In 1975, the tourism complex was built which encompassed the Tourism Field Office at the center, the Baguio Mountain Provinces Museum and the Sunshine Park at the left and the Minister’s cottage at the right. Very few know that Sunshine Park was named after Sunshine Joe and is patterned after a shield as a tribute to our Cordillera brothers. Simultaneous with the building of the complex was the building of the Baguio Convention Center and the Melvin Jones grandstand carrying the Ifugao hut design. The monumental builders were MOT Minister Jose Aspiras and PTA General Manager Bernardo Vergara.
We were cramped in that little office of Ben Andaya at Governor Pack Road (now Baguio Chamber of Commerce) in between the museum and the Minister’s cottage, while our PTA colleagues were at the old office at Burnham Park (now CEPMO). The busiest months were summer (Holy Week and summer break) and the Christmas Holidays (last week of November to Christmas).

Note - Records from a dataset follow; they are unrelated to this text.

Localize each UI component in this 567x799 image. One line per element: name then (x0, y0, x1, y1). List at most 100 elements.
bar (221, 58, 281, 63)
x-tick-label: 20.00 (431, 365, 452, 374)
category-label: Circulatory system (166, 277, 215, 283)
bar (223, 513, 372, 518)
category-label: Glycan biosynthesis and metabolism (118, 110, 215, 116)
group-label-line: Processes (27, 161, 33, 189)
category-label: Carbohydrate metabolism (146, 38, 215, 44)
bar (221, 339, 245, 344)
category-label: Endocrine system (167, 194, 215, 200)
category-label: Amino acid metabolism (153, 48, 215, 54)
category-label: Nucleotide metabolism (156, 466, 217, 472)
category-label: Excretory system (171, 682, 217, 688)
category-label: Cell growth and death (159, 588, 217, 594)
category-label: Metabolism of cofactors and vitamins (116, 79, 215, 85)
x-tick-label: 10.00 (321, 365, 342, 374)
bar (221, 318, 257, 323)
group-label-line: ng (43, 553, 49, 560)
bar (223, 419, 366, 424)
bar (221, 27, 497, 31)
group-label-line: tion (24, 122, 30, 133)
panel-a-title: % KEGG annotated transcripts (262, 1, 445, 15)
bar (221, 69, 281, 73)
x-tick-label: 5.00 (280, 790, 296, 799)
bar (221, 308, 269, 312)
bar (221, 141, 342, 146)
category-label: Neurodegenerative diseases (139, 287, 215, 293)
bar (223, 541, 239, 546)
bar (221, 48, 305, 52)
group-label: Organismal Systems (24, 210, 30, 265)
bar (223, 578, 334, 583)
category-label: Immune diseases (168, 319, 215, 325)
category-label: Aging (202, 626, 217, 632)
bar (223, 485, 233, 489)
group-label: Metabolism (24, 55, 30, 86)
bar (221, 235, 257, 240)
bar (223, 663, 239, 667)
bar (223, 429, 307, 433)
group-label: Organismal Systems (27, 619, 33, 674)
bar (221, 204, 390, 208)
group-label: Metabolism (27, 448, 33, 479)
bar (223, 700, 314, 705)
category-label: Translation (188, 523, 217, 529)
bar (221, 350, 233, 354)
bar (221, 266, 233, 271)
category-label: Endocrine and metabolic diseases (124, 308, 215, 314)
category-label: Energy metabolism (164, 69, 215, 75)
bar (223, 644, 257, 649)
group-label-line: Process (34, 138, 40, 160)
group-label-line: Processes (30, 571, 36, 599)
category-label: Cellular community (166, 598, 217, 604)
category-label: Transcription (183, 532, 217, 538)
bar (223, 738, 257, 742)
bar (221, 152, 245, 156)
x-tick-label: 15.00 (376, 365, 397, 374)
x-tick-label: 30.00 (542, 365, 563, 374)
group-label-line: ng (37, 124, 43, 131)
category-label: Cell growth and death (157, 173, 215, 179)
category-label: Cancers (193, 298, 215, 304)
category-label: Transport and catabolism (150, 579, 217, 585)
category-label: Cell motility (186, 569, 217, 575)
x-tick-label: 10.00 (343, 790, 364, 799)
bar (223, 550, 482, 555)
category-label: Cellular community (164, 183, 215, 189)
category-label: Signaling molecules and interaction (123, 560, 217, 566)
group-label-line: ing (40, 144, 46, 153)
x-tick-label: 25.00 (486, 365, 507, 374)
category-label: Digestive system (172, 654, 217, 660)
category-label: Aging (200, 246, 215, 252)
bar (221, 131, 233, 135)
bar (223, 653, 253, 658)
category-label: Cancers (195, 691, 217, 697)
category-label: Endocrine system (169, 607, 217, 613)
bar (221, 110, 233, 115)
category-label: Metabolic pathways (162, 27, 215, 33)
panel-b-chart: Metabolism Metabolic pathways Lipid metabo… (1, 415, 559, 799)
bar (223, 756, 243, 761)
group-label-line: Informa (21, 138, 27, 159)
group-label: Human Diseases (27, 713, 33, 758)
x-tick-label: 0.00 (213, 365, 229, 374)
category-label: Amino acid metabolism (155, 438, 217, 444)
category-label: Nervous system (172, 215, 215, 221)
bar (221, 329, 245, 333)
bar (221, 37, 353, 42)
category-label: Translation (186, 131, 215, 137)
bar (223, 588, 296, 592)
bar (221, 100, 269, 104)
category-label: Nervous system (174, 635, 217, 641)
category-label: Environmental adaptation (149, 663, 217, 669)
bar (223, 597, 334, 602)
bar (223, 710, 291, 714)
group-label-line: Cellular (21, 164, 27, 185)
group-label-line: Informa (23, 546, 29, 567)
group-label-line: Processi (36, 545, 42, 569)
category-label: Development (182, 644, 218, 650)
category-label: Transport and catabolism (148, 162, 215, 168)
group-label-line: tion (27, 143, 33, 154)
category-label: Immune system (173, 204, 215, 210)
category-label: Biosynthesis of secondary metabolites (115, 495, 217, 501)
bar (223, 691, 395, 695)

This year was when most of the activities of tourism were happening. With the infrastructure buildings came big international promotions like the Karpov-Korchnoi International Chess Tournament, the reunion for peace and balikbayan programs, travel agents’ familiarization tours, visits of dignitaries, Prince and Kings, and movie stars. Some of the visits required a lot of protocol in reception, guiding and handling (like walking two steps behind).
For the local scene: the first trailblazing team to Mt. Pulag was done in 1975 and the first organized climb to Mt. Pulag was in 1978, the first Cañao Festival, the Muslim-Christian cultural exchange program for the youth, on-the-spot photo contests, media familiarization tours, folkfest singing contest (Country music) and shows at the Sunshine Park, selection of model employees of hotels and most outstanding hotels and May flower parades and the first tour guiding seminar.
The 1980s brought the Pope’s visit, clean and green programs, the regionalization of the field office to Region 1 and CAR after the Edsa revolution, the participation in the 1st Philippine Travel Mart and the renaming of the Philippine Convention Bureau to the Philippine Convention and Visitors Corporation. There was also a leadership change of the three offices in Baguio namely: The Department of Tourism, the PTA and the Baguio Convention Center which was then under the PCVC. It was also the decade when the 1st PTA Travel Tax Office was established in Baguio and the celebration of the 1st Baguio Arts Festival at the Baguio Convention center.
The 1990s was the year of the earthquake and the Mt. Pinatubo eruption. It was also the year when Camp John Hay was turned over to the PTA in preparation for its privatization.
During all these years, the tourism family enjoyed camaraderie with the private and public sector and within themselves. Because we worked closely at the Baguio airport, we were also good friends with the Philippine Airlines staff.
Indeed, those were the days my friend. The tourism family is now scattered all over the globe, but we still stay in touch and hold mini reunions every now and then. The love, care and happy memories still remain. After all it was during those younger days that we fell in love and had our families. We might have changed in looks but we have grown in wisdom. We need to look back and remember every once in a while, because life is short and unexpected events happen. Happy memories keep us grounded.